I write to you from the artist place. But it’s not just about size. It’s not just about bigger notebooks, bigger pages, bigger pens and pencils. It’s about options and possibilities and not being wedded to one way of doing something. An experiment can be a way of accessing something. Swimming in a pool and swimming in the sea are both swimming. Sitting in the bath and sitting in the shallow waves at the beach are both sitting in water. Not sure the metaphor works, but it feels nice in this twenty minutes of writing. Your page is water. Make it more like the sea and see what happens. Your ink is the waves. Or something like that.

Meandering Thoughts

In Writing on September 17, 2020 at 1:40 pm

Many notebooks filled and forgotten, held onto, rarely revisited. What of those filled and unfulfilled notebook? Now, starting a new notebook with a new type of pen, one with memories of early school days. Throughout the 70s we wrote with fountain pens, maybe not dipped in ink, but definitely with cartridges, blue, and I see now that perhaps cursive is a result of writing with a quill or fountain pen. It’s easier to write in cursive, to keep the pen on the page, the nib wants to cling to the page.

It’s time to return to those filled notebooks, more than 20 years of notebooks, maybe chronologically from when I began to keep them in earnest, London in the mid-90s, or maybe a more random approach, a notebook from here and there. Working backwards from now doesn’t appeal. I like the idea of going back to the start of my life as a writer, and by writer I mean someone who writes all the time, someone with something to show for the daily showing up to the page.

The pen flows easier with each line, the grip on it… but I’m still not sure if it’s a friendly writing tool, conducive to coherent writing, the fountain pen wants to slide, wants letters to merge, to keep going and going, to write words like antidisestablishmentarianism, a word Jill and I read in the dictionary back in the late 1970s and me being surprised she could work out its meaning by taking it apart.
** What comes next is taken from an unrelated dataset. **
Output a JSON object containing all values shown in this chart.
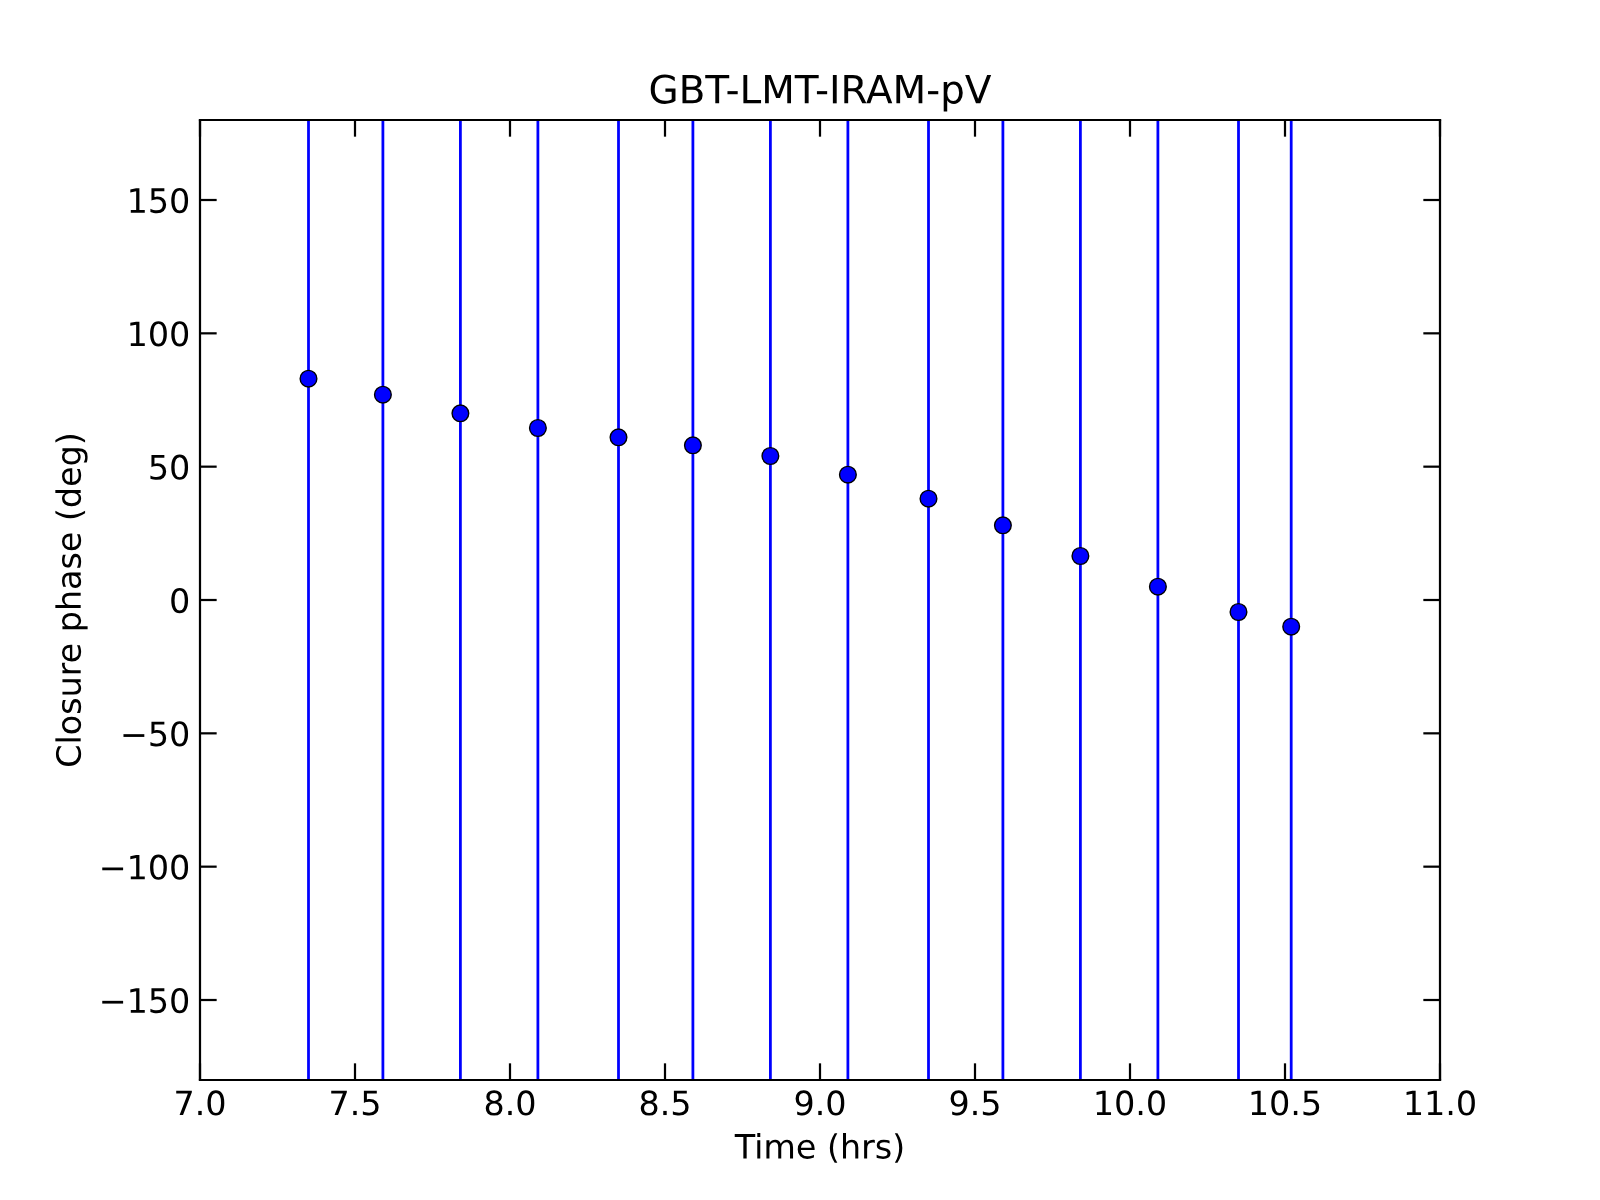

Books and words and reading were important in my family, although formal education was not highly regarded. The educated uncles were not considered successful, as if there was something lacking in people with a vast education, not something to look up to, slightly shameful, something that disprepared you for life. Looking good was important, being lean was important, going to the beach was important, working hard and making money was important. High school was all you needed + a way to make money by selling stuff. In that sense, I’ve lived much of my life with a sense of failure, that what I have accomplished has not given me the capital to live an independent and unrestricted life, and I have become one of the lamentable uncles, those with talent and learning, but lacking in the tools to make it in the world. Like anything we claim about ourselves, this isn’t entirely and always true, but it is on certain days and in a certain light.

Have occasional diary entries: Early Utterances from a Writing Life, I, II, III, IV, X, XI. Like this:

Saturday, 11 March 2006: Not sure how I feel about this notebook. Too shiny, too white – maybe I just have to get used to it. Must set up more workshops, contact festivals. Add reviews to the website. Snow and blizzards expected in the North tonight. Slobodan Milosevic died in his cell today.

Monday, 13 March 2006: “I knew it would,” you said, and you ate some more.

He kept throwing his head back and making the kind of noise you make when you’re not sure if this is pleasurable or painful, but you know you don’t want it to stop.

“You’re delicious,” you said.

Because you thought it might be sour, tinny. You feared your lover would taste of rust. You’d tasted your own blood once, and it was like licking a tin can, something cold, like steel, as if that’s what you were made of.

By the end of the night there was a pixie hat of green left on the pillow, so you picked it up by the stem – almost weightless – and placed it by the bedside, tiny drops of pink water, very far from blood red, trickled onto the white surface and sat there like echoes of a lake.